28. The vaccine formulation as claimed in claim 23, wherein the endosome disrupting lipids, DC targeting lipids, and dioleoyl phosphatidylethanolamine [DOPE] are present in the mole ratio of 1:0.01:1 to 1:1:1.

29. The vaccine formulation as claimed in claim 23, wherein the endosome disrupting lipids, PEGylated DC targeting lipids, and dioleoyl phosphatidylethanolamine [DOPE] are present in the mole ratio of 1:0.01:1.

30. A vaccine formulation comprising the lipid-based composition as claimed in claim 10 for the prophylaxis and/or treatment of disease including virus mediated disease in a human subject.

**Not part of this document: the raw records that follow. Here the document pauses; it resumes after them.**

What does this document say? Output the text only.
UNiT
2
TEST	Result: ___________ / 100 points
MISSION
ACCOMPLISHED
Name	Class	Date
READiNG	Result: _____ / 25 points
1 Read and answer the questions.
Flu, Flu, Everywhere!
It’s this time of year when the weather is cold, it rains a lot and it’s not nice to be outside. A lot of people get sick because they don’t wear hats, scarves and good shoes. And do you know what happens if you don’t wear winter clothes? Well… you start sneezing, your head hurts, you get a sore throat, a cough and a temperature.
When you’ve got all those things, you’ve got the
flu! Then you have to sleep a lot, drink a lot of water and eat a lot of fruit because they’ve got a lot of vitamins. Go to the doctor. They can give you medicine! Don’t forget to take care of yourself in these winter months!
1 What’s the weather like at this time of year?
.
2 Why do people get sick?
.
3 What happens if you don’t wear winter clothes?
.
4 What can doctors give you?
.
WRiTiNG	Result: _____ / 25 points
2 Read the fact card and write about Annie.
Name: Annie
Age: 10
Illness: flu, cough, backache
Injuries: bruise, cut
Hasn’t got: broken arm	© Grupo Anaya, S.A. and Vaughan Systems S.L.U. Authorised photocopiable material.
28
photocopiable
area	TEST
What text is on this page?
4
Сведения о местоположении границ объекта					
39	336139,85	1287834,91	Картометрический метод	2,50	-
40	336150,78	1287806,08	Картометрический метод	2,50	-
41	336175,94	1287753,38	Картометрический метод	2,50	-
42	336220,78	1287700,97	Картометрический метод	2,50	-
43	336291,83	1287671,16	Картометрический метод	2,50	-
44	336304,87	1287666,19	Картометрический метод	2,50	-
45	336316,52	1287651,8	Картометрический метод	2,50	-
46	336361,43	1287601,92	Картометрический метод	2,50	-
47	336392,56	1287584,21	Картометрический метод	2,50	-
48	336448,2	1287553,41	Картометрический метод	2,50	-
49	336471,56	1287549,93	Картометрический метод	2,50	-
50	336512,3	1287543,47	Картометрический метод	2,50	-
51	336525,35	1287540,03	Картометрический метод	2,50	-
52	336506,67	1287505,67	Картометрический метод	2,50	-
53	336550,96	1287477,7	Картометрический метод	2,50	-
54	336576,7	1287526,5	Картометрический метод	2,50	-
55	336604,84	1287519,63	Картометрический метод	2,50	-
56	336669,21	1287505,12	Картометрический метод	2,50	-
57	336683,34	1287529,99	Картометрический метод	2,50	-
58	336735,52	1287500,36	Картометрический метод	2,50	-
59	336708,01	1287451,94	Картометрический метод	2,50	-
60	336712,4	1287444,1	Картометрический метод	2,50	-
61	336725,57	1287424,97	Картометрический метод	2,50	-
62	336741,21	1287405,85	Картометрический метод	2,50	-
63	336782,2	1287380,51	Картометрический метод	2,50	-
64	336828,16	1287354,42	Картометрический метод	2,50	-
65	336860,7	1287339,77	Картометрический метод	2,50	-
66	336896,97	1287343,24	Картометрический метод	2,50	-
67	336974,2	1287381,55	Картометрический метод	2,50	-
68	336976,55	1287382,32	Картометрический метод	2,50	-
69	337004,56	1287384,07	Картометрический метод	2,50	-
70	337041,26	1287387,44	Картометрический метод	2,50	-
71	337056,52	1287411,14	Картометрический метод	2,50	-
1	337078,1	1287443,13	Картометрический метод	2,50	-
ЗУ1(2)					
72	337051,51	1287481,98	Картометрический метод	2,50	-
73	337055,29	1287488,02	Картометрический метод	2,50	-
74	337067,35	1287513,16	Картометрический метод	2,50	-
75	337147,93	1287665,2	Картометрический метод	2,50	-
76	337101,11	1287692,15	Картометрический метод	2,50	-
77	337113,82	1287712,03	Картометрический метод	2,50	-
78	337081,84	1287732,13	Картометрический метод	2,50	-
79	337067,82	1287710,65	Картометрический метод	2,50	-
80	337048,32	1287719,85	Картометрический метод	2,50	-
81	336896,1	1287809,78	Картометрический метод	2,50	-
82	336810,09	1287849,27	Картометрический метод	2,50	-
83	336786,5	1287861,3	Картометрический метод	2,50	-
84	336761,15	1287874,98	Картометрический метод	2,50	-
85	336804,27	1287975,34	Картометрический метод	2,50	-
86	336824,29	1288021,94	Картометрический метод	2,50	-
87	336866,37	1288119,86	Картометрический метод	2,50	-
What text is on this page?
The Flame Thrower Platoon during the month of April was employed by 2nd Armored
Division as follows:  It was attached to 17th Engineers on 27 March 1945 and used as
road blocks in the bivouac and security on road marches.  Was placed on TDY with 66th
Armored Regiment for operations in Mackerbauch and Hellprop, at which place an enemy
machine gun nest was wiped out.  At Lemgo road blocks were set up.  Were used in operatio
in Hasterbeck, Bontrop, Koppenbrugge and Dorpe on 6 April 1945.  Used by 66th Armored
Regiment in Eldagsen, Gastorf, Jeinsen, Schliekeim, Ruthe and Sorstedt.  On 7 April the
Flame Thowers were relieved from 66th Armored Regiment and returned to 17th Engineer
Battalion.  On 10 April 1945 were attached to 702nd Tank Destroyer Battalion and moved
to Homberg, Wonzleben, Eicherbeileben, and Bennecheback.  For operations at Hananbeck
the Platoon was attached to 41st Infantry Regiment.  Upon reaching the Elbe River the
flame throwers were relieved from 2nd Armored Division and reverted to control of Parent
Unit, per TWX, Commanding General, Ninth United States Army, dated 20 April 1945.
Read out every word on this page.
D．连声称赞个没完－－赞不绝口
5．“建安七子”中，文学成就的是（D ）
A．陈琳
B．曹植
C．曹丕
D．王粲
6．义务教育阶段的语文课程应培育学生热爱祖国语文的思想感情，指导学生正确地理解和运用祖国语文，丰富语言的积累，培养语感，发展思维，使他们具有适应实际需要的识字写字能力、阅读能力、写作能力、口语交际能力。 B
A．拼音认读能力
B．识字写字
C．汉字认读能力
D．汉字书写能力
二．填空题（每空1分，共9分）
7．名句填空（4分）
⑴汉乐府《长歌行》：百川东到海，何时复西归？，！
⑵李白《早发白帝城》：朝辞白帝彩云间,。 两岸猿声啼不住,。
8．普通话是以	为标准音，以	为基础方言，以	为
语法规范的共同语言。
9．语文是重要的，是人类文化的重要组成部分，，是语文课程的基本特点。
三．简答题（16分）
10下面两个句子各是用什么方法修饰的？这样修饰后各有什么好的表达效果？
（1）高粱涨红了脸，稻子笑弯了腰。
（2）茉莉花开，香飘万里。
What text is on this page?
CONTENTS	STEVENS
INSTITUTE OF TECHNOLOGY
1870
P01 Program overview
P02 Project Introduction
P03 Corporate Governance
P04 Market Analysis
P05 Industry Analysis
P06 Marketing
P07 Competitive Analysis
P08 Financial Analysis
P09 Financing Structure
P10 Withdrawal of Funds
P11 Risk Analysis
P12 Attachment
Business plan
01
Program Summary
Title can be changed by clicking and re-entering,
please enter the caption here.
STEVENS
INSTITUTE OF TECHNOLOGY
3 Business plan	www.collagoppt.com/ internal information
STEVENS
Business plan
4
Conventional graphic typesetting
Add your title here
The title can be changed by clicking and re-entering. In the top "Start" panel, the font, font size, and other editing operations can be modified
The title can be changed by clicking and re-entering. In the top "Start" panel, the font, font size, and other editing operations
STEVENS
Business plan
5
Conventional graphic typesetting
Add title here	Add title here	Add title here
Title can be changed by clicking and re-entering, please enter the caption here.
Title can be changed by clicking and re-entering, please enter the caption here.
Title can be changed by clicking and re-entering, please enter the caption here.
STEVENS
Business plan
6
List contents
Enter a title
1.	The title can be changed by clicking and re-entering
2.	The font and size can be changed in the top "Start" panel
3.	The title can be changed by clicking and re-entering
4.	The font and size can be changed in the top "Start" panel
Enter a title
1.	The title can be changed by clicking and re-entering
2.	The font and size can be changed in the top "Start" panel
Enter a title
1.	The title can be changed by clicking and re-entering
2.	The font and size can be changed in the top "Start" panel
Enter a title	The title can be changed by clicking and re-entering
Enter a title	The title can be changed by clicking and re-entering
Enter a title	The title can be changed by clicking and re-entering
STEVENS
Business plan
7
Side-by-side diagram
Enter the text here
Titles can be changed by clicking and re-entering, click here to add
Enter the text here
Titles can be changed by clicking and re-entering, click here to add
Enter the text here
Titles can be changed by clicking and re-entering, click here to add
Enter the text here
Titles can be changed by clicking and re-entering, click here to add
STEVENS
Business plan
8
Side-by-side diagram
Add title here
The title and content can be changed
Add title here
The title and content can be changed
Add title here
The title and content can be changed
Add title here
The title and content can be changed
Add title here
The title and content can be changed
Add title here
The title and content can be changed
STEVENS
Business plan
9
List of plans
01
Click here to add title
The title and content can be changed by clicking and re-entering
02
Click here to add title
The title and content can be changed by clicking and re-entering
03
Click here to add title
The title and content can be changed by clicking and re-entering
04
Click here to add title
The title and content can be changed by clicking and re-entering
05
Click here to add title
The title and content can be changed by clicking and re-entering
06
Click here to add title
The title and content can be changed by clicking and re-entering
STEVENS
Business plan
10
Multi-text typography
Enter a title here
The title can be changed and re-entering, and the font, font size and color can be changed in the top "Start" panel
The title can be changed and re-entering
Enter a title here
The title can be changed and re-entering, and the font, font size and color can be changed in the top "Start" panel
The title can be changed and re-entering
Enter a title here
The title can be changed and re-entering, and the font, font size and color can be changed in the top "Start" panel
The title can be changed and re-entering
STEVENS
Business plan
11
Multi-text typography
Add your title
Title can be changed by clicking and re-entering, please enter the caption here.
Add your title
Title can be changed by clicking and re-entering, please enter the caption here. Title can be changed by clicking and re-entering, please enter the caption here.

31. The vaccine formulation as claimed in claim 30, wherein said vaccine formulation comprises of lipid-based composition along with the biologically active Nucleic Acid (NA) to provide a pharmaceutical formulation with or without one or more pharmaceutically acceptable excipient to form Lipid-Nanoparticle (LNP) formulation or a Liposomal formulation or Lipoplex formulation.

32. The vaccine formulation as claimed in claim 30, wherein the formulation performs in vitro transfection at a N/P charge ratio (Lipid: Nucleic acid) of 1:1 to 4:1.

33. A method for the preparation of a vaccine formulation, comprising the steps of:
a. preparing nucleic acid constructs;
b. complexing the lipid-based formulation as claimed in claim 10 with nucleic acid constructs at fixed mole ratios to form liposomes or lipoplex; and
c. obtaining the vaccine formulation and preserving it at room temperature or 4 °C.

34. Use of a lipid-based composition as claimed in claim 10 for:
a. delivery of nucleic acid to body antigen presenting cells (APC);
b. targeting the antigen encoding nucleic acid and self-assembled LNPs to antigen presenting cells;
c. preparing the LNPs without the use of chlorinated organic solvents and energy-demanding processes;
d. preparation of pharmaceutical formulation, including vaccine formulation; and
e. prophylaxis, treatment, and management of diseases, including infectious diseases.